If you're a stranger to the decidedly unassimilated Bukharan restaurants of New York, you might be a little taken aback at this Uzbeki family restaurant, where diners eat sizzling lamb fat kebabs, brazenly light up cigarettes at the table, and revel noisily in rich, unctuous dishes like plov (pilaf, filled with chunks of, what else, lamb) and manti (lamb empanadas.) Interestingly one of the best things here, the Tashkent salad, has what is described as "boiled beef" in it, but it's something much better than that.

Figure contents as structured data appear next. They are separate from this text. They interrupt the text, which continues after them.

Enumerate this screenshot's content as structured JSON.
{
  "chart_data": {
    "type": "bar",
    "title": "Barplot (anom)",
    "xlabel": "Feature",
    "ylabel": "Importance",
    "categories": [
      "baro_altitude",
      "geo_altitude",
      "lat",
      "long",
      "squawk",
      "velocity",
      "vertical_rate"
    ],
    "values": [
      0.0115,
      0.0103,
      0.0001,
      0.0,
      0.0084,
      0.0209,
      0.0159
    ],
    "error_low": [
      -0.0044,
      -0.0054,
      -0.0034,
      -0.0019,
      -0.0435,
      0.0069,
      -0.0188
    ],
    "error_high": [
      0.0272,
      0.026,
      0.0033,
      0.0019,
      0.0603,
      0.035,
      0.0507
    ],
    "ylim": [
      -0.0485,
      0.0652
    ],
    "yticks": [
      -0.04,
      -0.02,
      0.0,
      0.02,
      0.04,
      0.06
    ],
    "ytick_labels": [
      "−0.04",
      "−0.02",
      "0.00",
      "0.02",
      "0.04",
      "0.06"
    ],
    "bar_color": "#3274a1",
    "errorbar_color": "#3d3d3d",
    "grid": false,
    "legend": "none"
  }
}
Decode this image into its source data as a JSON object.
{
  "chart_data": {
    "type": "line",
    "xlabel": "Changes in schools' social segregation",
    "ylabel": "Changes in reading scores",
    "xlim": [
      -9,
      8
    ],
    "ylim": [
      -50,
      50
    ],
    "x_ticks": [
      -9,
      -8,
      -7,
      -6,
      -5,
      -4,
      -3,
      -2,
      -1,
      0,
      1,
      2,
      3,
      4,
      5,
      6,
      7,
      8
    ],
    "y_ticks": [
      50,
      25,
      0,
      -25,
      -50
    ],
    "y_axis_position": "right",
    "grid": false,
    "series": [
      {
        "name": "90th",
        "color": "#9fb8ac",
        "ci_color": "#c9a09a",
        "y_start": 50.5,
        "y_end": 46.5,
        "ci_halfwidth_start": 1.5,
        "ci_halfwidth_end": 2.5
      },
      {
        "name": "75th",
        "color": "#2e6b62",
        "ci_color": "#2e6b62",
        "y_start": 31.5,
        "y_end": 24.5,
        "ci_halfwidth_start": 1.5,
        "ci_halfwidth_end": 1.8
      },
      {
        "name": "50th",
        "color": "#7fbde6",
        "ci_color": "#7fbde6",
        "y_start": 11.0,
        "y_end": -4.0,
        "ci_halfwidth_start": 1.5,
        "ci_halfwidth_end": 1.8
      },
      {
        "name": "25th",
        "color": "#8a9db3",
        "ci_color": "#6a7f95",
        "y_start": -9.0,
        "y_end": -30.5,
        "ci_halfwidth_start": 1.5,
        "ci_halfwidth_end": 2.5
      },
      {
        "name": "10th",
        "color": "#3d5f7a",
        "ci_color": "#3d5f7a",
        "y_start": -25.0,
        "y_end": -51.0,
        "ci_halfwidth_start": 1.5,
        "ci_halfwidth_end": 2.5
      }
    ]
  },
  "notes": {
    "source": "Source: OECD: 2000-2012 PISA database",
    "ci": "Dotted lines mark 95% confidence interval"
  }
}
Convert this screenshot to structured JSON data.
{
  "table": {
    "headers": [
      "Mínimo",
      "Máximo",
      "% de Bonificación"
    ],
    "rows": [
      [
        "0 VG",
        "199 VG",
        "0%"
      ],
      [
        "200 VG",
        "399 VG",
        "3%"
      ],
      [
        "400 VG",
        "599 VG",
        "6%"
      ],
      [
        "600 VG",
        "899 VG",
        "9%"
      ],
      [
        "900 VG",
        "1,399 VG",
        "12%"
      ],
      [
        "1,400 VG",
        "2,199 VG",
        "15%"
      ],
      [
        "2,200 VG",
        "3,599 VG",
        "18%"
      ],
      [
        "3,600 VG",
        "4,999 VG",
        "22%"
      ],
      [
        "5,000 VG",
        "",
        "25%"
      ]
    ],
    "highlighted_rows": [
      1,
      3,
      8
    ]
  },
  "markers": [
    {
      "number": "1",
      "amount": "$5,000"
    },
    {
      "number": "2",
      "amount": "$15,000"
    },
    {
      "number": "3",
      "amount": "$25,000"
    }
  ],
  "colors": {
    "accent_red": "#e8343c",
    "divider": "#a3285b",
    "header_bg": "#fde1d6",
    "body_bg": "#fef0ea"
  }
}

Another point of light in Flushing / Rego Park's constellation of Bukharan restaurants, Fortuna is a family place, filled with large Jewish clans dining happily on lamb fat, noodles, fragrant pilafs, and big pots of hot green tea. This is the food of Central Asia, and so naturally there a lot of kebabs. And being central Asian, what's on these kebabs is mostly lamb. If you don't like lamb, don't come here. If you do, it's a kind of paradise.